Not at popular teen sites such as SnapChat and WhatsApp. Members may think their images and messages vanish into thin air, but multiple companies have detailed how they can retrieve erased SnapChat messages from Android or iPhone devices and hack into WhatsApp using freely available tools that enable data scraping accounts and sending and receiving messages. Overall, it's a sad state of affairs. Even PATH offers no solace -- their privacy policies reveal a startling willingness to scrape and share member data, and the FTC fined them for egregious violations of their young members' data, amongst other miscues.

Where can I feel safe online?

I think there are two places we can lend our voice. One is teaching our children and ourselves about online dangers and being responsible online citizens. We also need to ensure proper safeguards are in place on our computers and within the social media providers we use.

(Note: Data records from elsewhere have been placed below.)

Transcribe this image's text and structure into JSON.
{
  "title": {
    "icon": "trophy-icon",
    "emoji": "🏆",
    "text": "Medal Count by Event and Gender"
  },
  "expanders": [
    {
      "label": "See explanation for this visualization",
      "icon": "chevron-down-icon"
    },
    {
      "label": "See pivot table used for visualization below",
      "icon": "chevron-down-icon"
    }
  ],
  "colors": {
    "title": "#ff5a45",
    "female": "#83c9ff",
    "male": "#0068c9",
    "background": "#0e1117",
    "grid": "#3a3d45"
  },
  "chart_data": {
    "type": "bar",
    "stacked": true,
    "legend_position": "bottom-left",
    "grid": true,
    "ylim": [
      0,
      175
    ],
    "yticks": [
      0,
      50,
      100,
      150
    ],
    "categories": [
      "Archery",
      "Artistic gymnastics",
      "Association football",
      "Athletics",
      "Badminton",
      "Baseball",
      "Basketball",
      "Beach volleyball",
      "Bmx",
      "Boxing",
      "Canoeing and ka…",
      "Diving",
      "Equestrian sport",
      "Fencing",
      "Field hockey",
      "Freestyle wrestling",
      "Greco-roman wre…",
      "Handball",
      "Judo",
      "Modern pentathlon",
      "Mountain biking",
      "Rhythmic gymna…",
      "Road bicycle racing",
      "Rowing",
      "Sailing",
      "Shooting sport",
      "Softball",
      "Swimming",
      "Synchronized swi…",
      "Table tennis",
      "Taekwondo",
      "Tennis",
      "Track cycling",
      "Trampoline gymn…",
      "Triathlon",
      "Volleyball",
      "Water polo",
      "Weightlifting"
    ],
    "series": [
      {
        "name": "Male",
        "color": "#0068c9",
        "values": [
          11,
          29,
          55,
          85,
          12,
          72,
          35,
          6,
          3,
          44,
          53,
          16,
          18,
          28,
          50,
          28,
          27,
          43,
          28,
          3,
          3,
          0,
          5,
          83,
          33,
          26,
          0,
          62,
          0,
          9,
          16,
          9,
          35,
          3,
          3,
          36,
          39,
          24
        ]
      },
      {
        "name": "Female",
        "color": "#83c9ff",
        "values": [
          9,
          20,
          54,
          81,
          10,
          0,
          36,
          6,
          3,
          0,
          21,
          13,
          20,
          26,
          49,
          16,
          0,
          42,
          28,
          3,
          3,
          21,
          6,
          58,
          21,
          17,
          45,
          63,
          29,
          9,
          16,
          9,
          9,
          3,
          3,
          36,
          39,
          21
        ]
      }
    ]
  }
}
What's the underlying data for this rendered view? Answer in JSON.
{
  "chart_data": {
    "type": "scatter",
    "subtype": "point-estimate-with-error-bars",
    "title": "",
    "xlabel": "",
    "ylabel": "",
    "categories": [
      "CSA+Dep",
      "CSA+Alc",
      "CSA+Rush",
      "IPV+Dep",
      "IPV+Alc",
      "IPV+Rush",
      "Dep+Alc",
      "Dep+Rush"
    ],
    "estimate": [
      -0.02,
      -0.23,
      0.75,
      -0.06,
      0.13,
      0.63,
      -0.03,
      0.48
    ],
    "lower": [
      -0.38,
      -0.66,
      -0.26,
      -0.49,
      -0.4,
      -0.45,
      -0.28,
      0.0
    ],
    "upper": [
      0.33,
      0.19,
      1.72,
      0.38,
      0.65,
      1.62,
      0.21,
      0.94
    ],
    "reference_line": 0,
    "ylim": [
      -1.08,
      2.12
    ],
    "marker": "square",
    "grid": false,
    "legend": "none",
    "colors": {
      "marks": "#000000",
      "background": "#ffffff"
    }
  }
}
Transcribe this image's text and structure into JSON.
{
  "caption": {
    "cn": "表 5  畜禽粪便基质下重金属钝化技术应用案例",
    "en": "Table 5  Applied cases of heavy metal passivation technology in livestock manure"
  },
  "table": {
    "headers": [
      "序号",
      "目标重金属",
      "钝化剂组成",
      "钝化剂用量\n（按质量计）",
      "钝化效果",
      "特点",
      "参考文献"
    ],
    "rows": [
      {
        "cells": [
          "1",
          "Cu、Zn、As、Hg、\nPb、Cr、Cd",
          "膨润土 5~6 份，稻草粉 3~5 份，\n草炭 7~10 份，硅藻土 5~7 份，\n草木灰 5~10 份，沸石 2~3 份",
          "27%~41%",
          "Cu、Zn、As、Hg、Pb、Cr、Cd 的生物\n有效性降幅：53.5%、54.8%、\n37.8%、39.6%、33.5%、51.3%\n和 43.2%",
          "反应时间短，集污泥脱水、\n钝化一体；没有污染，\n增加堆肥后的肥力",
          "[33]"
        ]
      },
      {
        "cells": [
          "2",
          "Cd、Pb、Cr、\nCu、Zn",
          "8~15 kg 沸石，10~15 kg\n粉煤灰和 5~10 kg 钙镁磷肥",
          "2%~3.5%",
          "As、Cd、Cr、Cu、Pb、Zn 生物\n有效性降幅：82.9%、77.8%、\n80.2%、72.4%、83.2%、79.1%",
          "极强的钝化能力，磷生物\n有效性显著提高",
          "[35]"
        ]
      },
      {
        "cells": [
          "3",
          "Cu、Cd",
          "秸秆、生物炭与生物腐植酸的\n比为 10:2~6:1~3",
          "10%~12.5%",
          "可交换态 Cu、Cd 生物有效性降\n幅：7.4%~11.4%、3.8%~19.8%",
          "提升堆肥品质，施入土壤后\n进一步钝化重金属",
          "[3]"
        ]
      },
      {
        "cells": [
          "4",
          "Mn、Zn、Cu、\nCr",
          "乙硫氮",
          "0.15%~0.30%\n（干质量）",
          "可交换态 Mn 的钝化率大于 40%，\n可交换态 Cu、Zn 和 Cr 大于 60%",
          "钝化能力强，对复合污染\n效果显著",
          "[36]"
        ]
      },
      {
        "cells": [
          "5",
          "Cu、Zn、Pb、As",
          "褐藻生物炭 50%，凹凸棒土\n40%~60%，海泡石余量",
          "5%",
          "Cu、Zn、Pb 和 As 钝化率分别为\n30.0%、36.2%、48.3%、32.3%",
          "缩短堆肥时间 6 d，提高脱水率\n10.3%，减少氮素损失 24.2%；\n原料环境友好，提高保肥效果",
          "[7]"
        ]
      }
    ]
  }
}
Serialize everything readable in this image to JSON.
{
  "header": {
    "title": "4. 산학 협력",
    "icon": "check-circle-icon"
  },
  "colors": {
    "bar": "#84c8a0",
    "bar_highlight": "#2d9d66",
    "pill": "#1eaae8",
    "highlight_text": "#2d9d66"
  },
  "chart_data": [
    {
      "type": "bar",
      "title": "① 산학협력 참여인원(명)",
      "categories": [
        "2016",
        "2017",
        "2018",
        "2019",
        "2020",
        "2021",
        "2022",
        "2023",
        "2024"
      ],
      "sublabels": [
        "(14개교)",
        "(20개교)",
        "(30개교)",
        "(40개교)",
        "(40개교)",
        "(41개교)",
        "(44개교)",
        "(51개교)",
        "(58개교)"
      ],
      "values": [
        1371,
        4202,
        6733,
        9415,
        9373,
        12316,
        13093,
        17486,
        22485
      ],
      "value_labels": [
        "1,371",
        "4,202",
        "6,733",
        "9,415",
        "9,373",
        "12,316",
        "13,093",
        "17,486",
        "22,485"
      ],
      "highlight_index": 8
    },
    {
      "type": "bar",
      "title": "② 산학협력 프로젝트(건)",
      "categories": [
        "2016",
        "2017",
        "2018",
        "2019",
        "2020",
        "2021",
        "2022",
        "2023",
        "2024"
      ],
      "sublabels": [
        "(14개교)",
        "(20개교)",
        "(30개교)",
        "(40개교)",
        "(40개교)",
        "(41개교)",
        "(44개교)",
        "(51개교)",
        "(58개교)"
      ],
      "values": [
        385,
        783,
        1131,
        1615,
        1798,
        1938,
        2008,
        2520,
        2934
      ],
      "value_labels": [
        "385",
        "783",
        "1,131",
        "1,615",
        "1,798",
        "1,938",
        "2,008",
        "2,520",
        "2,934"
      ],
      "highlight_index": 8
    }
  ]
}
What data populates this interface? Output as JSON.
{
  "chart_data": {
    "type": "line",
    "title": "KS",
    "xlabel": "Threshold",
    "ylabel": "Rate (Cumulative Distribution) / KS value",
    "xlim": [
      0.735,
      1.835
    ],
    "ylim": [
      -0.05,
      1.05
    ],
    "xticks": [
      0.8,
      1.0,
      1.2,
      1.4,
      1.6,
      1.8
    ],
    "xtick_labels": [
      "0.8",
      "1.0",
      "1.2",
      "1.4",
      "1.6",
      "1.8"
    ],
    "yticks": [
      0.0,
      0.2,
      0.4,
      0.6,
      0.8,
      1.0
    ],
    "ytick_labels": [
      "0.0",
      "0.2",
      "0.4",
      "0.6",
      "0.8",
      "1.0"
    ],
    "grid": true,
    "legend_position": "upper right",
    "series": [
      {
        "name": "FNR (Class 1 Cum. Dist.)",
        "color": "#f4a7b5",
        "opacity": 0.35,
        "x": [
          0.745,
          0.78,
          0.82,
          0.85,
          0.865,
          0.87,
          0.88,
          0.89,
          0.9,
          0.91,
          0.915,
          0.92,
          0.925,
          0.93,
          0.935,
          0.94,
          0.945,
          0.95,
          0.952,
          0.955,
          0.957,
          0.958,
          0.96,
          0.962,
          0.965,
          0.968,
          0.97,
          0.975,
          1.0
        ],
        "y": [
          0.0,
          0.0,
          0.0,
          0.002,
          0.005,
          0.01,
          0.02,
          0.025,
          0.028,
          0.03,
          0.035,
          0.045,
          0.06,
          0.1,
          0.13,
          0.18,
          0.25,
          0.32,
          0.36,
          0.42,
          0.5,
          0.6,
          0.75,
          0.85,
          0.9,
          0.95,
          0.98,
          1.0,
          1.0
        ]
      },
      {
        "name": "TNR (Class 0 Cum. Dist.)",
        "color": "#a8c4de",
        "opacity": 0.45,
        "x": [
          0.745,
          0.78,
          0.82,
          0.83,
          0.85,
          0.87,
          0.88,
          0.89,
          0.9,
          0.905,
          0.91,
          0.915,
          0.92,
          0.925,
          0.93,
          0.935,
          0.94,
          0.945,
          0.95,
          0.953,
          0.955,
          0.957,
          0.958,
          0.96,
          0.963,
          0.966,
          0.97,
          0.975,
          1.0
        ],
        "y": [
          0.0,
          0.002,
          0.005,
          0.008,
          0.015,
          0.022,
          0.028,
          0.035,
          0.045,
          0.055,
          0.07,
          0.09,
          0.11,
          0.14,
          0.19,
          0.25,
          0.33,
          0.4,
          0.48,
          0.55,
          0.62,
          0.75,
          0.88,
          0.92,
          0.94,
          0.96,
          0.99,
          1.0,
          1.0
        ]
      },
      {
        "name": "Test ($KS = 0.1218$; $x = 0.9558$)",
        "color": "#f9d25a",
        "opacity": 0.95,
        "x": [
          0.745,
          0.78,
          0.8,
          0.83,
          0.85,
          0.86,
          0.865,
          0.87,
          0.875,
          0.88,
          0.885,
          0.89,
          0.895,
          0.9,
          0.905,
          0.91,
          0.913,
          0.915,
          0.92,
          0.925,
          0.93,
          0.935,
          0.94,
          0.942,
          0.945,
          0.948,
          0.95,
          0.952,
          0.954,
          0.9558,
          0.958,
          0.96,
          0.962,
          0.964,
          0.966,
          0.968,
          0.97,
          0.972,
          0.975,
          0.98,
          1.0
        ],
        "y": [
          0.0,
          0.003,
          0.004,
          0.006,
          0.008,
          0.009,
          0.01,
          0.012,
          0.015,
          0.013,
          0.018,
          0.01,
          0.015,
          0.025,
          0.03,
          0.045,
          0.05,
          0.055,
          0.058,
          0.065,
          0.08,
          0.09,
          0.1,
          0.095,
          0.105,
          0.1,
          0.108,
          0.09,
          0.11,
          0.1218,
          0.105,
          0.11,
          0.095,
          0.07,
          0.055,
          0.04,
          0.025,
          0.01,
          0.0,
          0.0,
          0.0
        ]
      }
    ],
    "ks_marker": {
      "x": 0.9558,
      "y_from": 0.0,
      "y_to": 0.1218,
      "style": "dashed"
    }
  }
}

Here's a fine example of one voice. Just last week Facebook decided to remove limitations on letting members share gory videos. Forty-eight hours later, under a maelstrom of verbal vinegar and written wrath, they quickly changed their tune. All in all, a nice day's work.

I think the other way to lend our voice is to form our own safe social networks, much as I did with Sgrouples. My passion behind Sgrouples is to move the conversation forward concerning online safety and social media. Sgrouples offers a privacy-centric community platform where we blend together social and safety into a model that empowers members.

How do we empower? We let members define their own groups. We let them limit their public exposure. Members decide who sees their content and there is no "friend of friends" peering or anonymous stalking/bullying. And we don't look at any of it - we don't have tracking cookies and aren't analyzing members' personal posts and shares. We provide direct relationships. We give the ixnay to friendorsements. Sgrouples is a forum that lets real life close-knit groups of friends, relatives, and co-workers stay active and provide updates in real time. It's a platform meant to discourage electronic harassment of any kind.

Some call it a privacy revolution. I call it common sense. We are social creatures by nature and private people by right. Sgrouples is meant to celebrate and enhance both in a positive light. I truly believe we are at the brink of the next great Internet transformation, one that offers safety to us and our children within amazing social platforms. I think it's about time that safety catches up to technology and forges ahead in a true partnership that respects and protects us while delightfully enhancing our lives.